Medical Documentation:
Once you have booked your voyage to the Polar Regions, you will be required to complete a Medical Information Form. This form must be completed, signed, and returned no later than 90 days prior to departure.

Kayaking:
Limited to 30 guests. Pre-booking required. Must have prior sea kayaking experience. All intending kayakers must complete a questionnaire outlining their paddling experience and also attend several compulsory onboard meetings prior to the first kayak excursion. Provided equipment includes full Gore-Tex drysuits, kayak specific PFDs, neoprene booties, a waterproof deck bag, pogies, and a single or double kayak. Please contact ExpeditionTrips for details.

Photography:
An onboard photographer is available throughout the voyage to help you improve your photography skills. Attend presentations, receive hands-on tips and advice, and use the onboard multimedia studio to edit your images.

Included:
Transfer from central meeting point in Ushuaia on Day 1; transfer from Valparaiso to Santiago airport or a downtown location upon conclusion of voyage on Day 14; shipboard accommodations; experienced expedition leader and professional expedition team of marine biologists, naturalists, historians, and adventure guides; adventure concierge staff; assistance of resident photographer; daily off-ship excursions by Zodiac; guided hikes and walks onshore; visits to wildlife colonies, historic sites, places of outstanding natural beauty, and science stations; educational presentations and talks by polar specialists; access to computers in the multimedia lab for image downloads, file back up, and management; emergency-trained physician on every voyage; use of onboard library, Finnish sauna, plunge pool, Jacuzzi, and fitness center; end of voyage video, photos and take-home USB; gear on loan (waterproof/windproof jacket, bib pants, insulated rubber boots, binoculars, and trekking poles); all meals onboard the ship; daily housekeeping; daily afternoon tea; 24-hour tea, coffee, and hot chocolate in the lounge and in all cabins (replenished daily); port fees and permits to access visited areas. Subject to change without notice.
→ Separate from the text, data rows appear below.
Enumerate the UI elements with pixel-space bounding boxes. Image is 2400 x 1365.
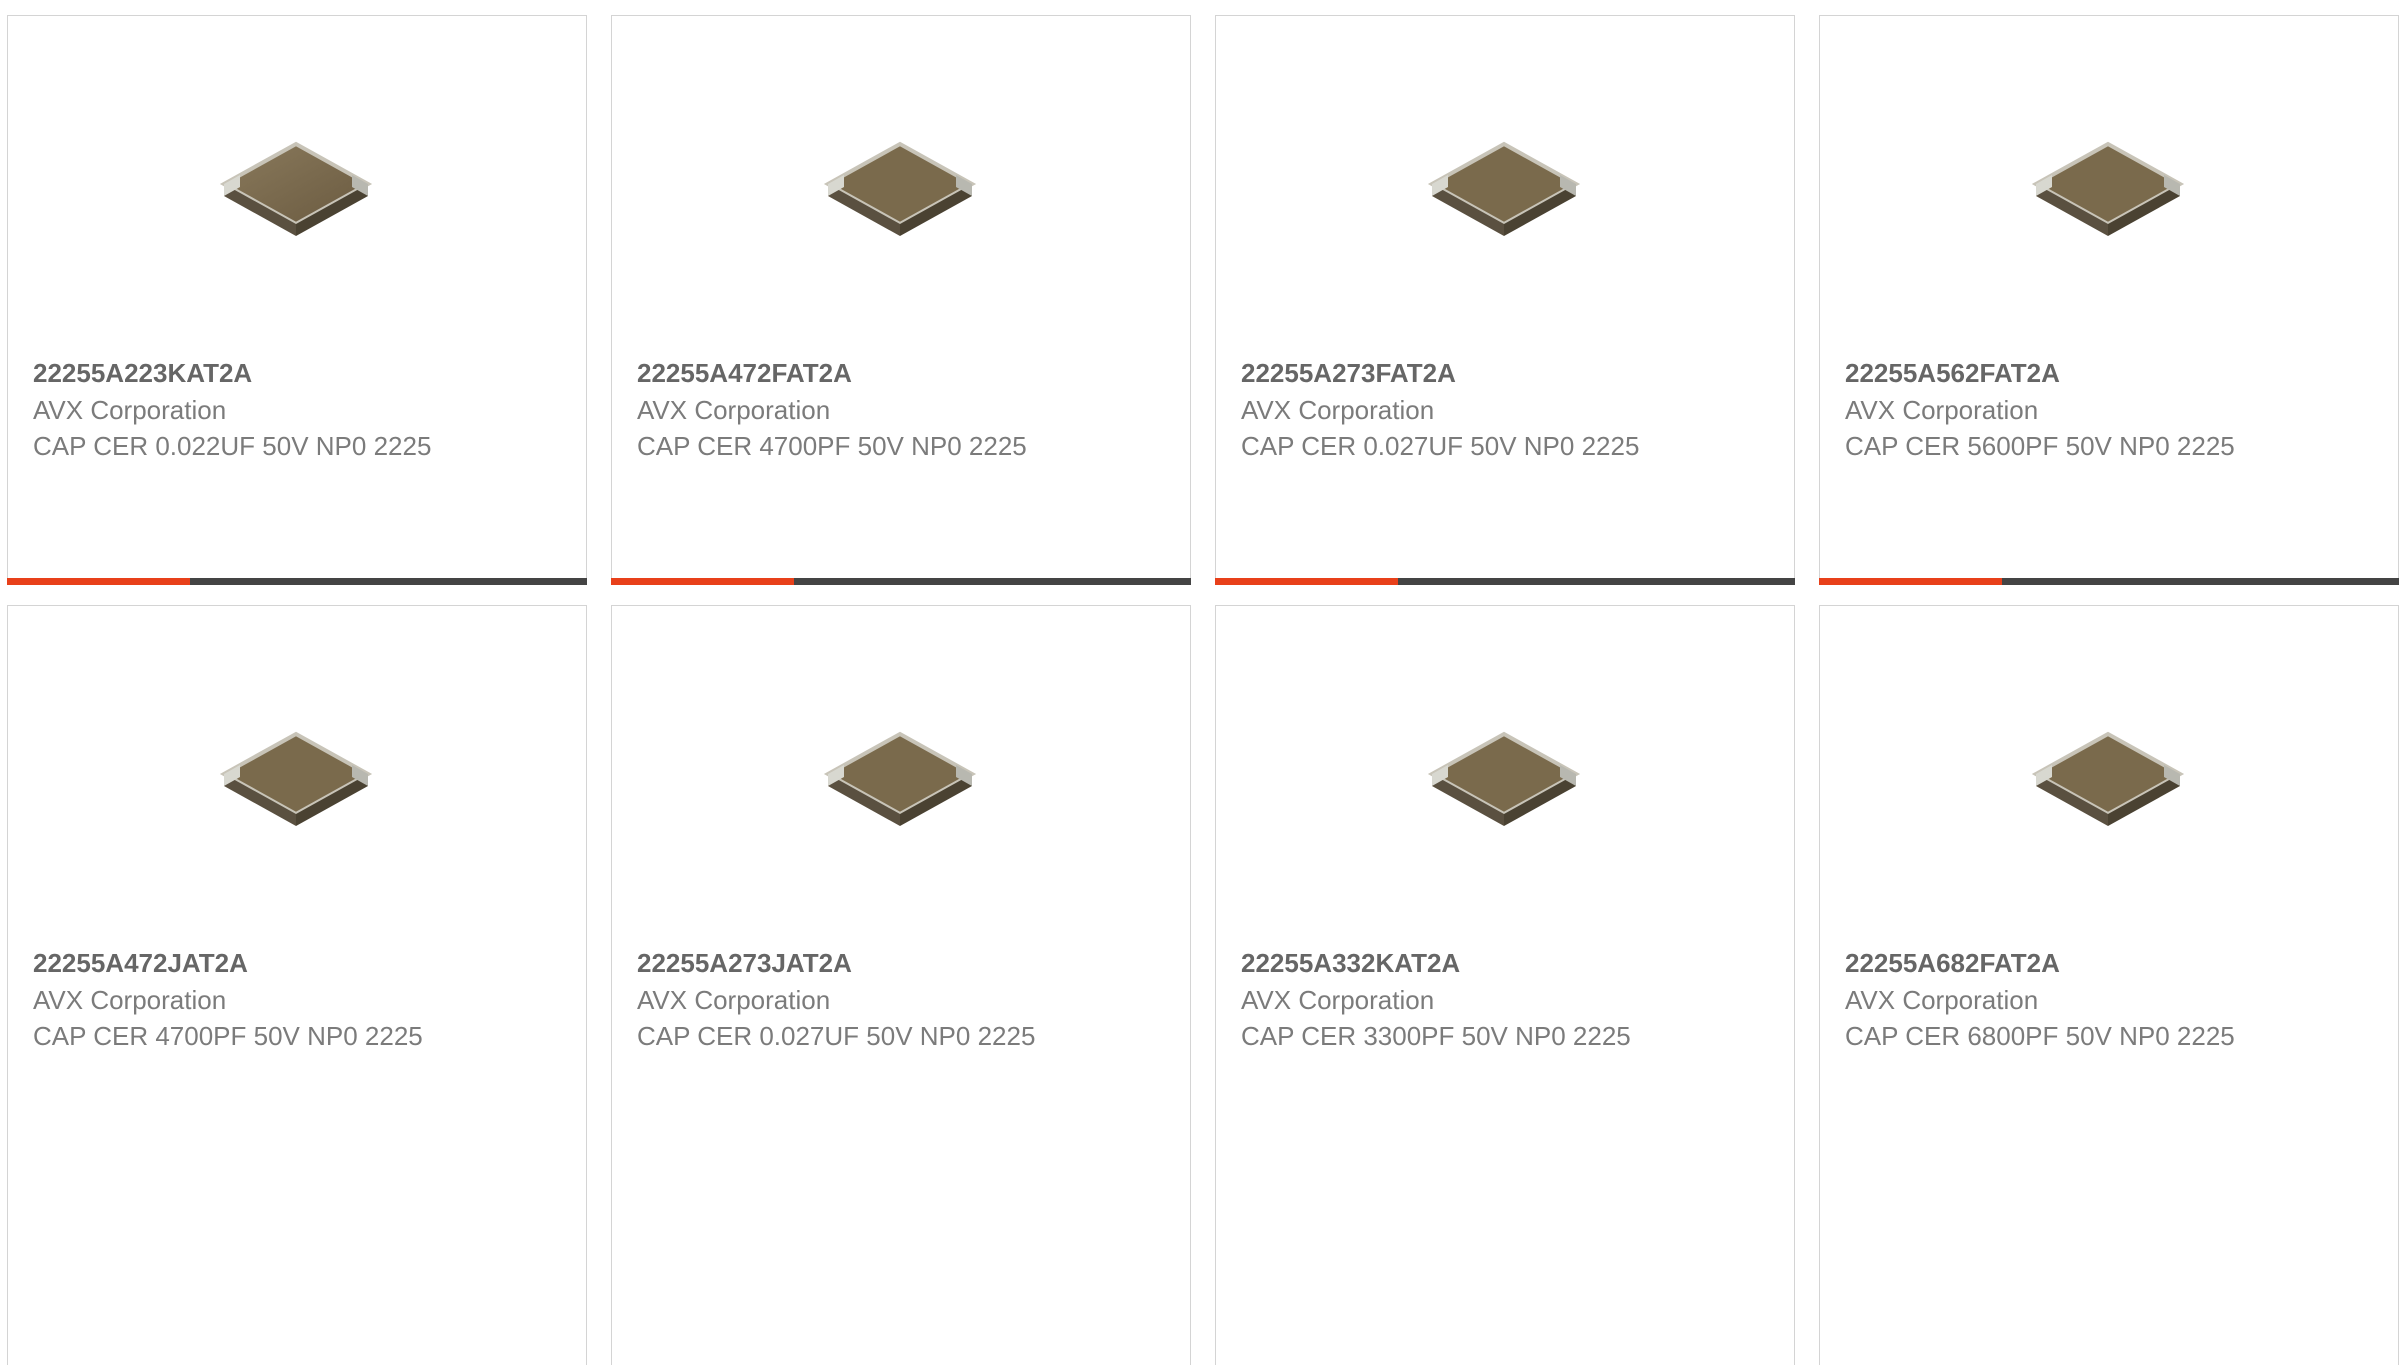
product-card[interactable]: 22255A562FAT2A AVX Corporation CAP CER 5… [1819, 15, 2399, 585]
part-number[interactable]: 22255A472FAT2A [637, 354, 1057, 392]
ceramic-capacitor-chip-icon [219, 731, 373, 826]
product-image[interactable] [2008, 674, 2208, 874]
manufacturer: AVX Corporation [1845, 985, 2039, 1015]
manufacturer: AVX Corporation [637, 395, 831, 425]
manufacturer: AVX Corporation [637, 985, 831, 1015]
product-description: CAP CER 6800PF 50V NP0 2225 [1845, 1021, 2235, 1051]
manufacturer: AVX Corporation [1241, 395, 1435, 425]
product-image[interactable] [196, 674, 396, 874]
product-card[interactable]: 22255A332KAT2A AVX Corporation CAP CER 3… [1215, 605, 1795, 1365]
product-card[interactable]: 22255A682FAT2A AVX Corporation CAP CER 6… [1819, 605, 2399, 1365]
part-number[interactable]: 22255A682FAT2A [1845, 944, 2265, 982]
card-accent-bar [611, 578, 1191, 585]
product-description: CAP CER 0.027UF 50V NP0 2225 [1241, 431, 1640, 461]
product-description: CAP CER 3300PF 50V NP0 2225 [1241, 1021, 1631, 1051]
part-number[interactable]: 22255A273FAT2A [1241, 354, 1661, 392]
product-description: CAP CER 0.022UF 50V NP0 2225 [33, 431, 432, 461]
product-description: CAP CER 4700PF 50V NP0 2225 [33, 1021, 423, 1051]
product-image[interactable] [800, 674, 1000, 874]
part-number[interactable]: 22255A273JAT2A [637, 944, 1057, 982]
product-image[interactable] [800, 84, 1000, 284]
ceramic-capacitor-chip-icon [2031, 141, 2185, 236]
ceramic-capacitor-chip-icon [823, 731, 977, 826]
card-accent-bar [1819, 578, 2399, 585]
manufacturer: AVX Corporation [33, 985, 227, 1015]
manufacturer: AVX Corporation [33, 395, 227, 425]
product-image[interactable] [2008, 84, 2208, 284]
manufacturer: AVX Corporation [1845, 395, 2039, 425]
product-card[interactable]: 22255A472FAT2A AVX Corporation CAP CER 4… [611, 15, 1191, 585]
ceramic-capacitor-chip-icon [823, 141, 977, 236]
part-number[interactable]: 22255A223KAT2A [33, 354, 453, 392]
ceramic-capacitor-chip-icon [2031, 731, 2185, 826]
product-image[interactable] [196, 84, 396, 284]
part-number[interactable]: 22255A472JAT2A [33, 944, 453, 982]
ceramic-capacitor-chip-icon [219, 141, 373, 236]
card-accent-bar [1215, 578, 1795, 585]
product-card[interactable]: 22255A273JAT2A AVX Corporation CAP CER 0… [611, 605, 1191, 1365]
product-card[interactable]: 22255A223KAT2A AVX Corporation CAP CER 0… [7, 15, 587, 585]
product-card[interactable]: 22255A472JAT2A AVX Corporation CAP CER 4… [7, 605, 587, 1365]
product-image[interactable] [1404, 84, 1604, 284]
ceramic-capacitor-chip-icon [1427, 141, 1581, 236]
ceramic-capacitor-chip-icon [1427, 731, 1581, 826]
card-accent-bar [7, 578, 587, 585]
product-image[interactable] [1404, 674, 1604, 874]
product-grid: 22255A223KAT2A AVX Corporation CAP CER 0… [7, 15, 2400, 1365]
part-number[interactable]: 22255A332KAT2A [1241, 944, 1661, 982]
product-description: CAP CER 4700PF 50V NP0 2225 [637, 431, 1027, 461]
manufacturer: AVX Corporation [1241, 985, 1435, 1015]
product-description: CAP CER 5600PF 50V NP0 2225 [1845, 431, 2235, 461]
part-number[interactable]: 22255A562FAT2A [1845, 354, 2265, 392]
product-card[interactable]: 22255A273FAT2A AVX Corporation CAP CER 0… [1215, 15, 1795, 585]
product-description: CAP CER 0.027UF 50V NP0 2225 [637, 1021, 1036, 1051]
Additional Inclusions for Suites:
Exclusive check-in service on day of embarkation; deluxe welcome package (wine, fruit basket, natural snacks); single brew coffee machine; mini-stereo; private in-room One Ocean Adventure Concierge service; in-room dining menu; early morning in-room café service; evening après dinner drink service; premium in-room mini bar replenished daily (including spirits); complimentary 1-hour massage/spa experience. Inclusions subject to change without notice.

Not Included:
Any international or local airfare, pre- or post-hotel accommodation, or pre- or post-cruise transfers unless otherwise specified in the voyage itinerary (or pre-arranged); visa and passport expenses; personal expenses onboard such as alcoholic beverages, bar charges, laundry expenses or spa services such as massage; telecommunication charges (i.e. email, satellite phone); baggage, cancellation, or medical travel insurance-related expenses (travel insurance is mandatory on all voyages); a voluntary gratuity at the end of the voyage for expedition staff and ship crew. Subject to change without notice.